Spherical objects in dimensions two and three

TL;DR

This paper classifies spherical objects in dimensions two and three across various geometric settings, revealing their structure via braid group actions and establishing a broad framework for understanding t-structures and autoequivalences.

Contribution

It introduces a general classification of objects with no negative Exts in derived categories, linking them to braid group actions and classifying bounded t-structures in complex geometric contexts.

Findings

Objects with no negative Exts are images of simples under braid group actions.

All bounded t-structures can be classified using the developed techniques.

In silting discrete algebras, objects with no negative Exts lie in the heart of some bounded t-structure.

Abstract

This paper classifies spherical objects in various geometric settings in dimensions two and three, including both minimal and partial crepant resolutions of Kleinian singularities, as well as arbitrary flopping 3-fold contractions with only Gorenstein terminal singularities. The main result is much more general: in each such setting, we prove that all objects in the associated null category with no negative Ext groups are the image, under the action of an appropriate braid or pure braid group, of some object in the heart of a bounded t-structure.
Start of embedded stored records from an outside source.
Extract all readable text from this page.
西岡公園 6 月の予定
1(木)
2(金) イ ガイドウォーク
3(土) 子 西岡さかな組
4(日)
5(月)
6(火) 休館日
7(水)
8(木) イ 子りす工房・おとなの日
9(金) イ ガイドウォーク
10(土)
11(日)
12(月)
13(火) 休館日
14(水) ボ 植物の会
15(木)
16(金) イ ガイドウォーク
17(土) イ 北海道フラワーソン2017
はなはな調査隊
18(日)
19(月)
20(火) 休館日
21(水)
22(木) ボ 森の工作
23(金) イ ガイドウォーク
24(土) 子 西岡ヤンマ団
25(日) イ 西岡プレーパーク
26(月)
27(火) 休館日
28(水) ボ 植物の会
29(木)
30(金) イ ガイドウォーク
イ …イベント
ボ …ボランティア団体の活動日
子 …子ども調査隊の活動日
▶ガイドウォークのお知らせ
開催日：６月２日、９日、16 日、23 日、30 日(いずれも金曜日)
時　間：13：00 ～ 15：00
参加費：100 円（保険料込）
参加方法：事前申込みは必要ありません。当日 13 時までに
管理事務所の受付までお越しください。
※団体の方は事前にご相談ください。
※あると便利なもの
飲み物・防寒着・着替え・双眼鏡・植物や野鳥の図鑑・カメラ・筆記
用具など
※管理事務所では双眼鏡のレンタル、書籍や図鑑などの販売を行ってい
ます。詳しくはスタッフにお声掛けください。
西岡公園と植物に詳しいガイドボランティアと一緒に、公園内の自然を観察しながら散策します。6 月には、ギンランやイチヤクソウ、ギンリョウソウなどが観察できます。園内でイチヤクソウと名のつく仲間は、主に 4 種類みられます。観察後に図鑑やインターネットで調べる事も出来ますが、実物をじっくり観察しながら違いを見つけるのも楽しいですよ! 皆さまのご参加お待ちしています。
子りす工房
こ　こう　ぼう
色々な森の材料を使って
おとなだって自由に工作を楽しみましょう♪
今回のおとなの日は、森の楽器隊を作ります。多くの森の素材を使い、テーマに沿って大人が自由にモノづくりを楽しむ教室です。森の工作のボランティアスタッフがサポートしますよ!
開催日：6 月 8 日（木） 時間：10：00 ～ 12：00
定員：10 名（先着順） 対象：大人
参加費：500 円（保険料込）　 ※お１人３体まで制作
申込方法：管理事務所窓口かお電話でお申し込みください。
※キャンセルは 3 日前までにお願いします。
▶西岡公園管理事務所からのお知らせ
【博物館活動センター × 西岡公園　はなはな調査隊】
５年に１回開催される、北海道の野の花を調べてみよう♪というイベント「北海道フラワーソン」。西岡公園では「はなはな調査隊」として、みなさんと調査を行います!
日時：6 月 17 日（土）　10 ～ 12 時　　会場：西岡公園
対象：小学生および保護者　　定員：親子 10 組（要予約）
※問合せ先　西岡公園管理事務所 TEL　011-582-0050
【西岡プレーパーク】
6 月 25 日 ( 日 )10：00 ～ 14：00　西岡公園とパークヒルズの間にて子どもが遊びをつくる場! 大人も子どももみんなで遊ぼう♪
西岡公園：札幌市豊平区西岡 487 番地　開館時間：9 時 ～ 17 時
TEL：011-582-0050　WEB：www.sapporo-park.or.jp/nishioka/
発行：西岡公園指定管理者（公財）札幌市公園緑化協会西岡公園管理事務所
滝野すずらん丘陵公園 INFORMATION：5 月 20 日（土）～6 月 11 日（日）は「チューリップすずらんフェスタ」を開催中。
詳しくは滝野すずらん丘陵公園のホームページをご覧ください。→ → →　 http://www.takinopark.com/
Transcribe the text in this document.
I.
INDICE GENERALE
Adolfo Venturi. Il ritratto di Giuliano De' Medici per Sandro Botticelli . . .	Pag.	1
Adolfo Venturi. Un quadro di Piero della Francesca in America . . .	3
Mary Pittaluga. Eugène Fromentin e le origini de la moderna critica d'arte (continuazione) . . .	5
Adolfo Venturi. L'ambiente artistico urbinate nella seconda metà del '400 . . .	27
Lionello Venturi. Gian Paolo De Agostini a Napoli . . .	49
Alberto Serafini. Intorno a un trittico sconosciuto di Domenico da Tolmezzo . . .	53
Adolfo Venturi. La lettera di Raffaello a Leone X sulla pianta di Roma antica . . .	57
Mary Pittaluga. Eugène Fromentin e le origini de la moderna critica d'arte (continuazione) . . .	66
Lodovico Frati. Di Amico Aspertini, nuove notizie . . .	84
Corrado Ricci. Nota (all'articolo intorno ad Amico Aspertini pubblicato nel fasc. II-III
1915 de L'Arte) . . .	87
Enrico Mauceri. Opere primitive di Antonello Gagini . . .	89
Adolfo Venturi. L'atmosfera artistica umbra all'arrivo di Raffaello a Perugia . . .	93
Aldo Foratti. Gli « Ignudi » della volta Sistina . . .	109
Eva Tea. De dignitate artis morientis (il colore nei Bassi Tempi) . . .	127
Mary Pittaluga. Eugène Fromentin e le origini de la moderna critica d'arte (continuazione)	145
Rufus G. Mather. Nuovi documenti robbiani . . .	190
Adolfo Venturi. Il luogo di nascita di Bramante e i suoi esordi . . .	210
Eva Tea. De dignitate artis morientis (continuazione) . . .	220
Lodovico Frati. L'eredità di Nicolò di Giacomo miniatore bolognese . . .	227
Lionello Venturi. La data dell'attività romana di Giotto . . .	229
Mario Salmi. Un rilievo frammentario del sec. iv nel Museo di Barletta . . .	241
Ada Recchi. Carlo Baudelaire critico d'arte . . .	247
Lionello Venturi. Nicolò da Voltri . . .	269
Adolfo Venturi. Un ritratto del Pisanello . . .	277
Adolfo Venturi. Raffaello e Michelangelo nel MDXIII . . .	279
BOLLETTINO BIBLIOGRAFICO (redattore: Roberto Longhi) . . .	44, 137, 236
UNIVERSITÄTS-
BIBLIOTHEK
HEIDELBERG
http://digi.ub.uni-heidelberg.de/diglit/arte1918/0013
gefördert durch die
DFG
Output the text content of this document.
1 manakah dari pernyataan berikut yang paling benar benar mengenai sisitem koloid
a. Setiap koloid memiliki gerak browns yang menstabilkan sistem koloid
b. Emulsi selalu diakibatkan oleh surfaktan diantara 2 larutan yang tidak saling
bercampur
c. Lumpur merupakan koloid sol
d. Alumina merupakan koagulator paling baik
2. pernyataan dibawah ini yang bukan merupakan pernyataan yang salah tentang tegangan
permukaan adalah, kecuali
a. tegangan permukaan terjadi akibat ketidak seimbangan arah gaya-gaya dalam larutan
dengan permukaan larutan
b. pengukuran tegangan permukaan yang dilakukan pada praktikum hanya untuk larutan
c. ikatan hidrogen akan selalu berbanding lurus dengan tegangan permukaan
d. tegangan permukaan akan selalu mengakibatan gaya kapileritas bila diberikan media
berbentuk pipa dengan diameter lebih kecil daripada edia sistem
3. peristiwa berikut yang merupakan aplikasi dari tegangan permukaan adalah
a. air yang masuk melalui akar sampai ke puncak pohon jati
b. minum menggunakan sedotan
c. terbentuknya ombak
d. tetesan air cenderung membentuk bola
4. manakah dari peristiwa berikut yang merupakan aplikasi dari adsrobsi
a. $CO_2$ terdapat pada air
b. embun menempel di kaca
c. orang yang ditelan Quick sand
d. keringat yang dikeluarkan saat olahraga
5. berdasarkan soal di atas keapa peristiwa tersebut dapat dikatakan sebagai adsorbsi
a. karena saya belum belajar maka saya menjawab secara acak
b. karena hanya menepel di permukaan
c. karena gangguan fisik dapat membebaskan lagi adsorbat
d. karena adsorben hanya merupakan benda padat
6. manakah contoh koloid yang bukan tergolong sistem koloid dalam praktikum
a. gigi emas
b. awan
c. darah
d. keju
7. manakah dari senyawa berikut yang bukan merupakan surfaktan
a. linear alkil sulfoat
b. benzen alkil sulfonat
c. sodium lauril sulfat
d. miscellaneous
The corollary is that all objects which admit no negative Exts, and for which the self-Hom space is one dimensional, are the images of the simples. A variation on this argument goes further, and classifies all bounded t-structures. There are multiple geometric, topological and algebraic consequences, primarily to autoequivalences and stability conditions. Our main new technique also extends into representation theory, and we establish that in the derived category of a finite dimensional algebra which is silting discrete, every object with no negative Ext groups lies in the heart of a bounded t-structure. As a consequence, every semibrick complex can be completed to a simple minded collection.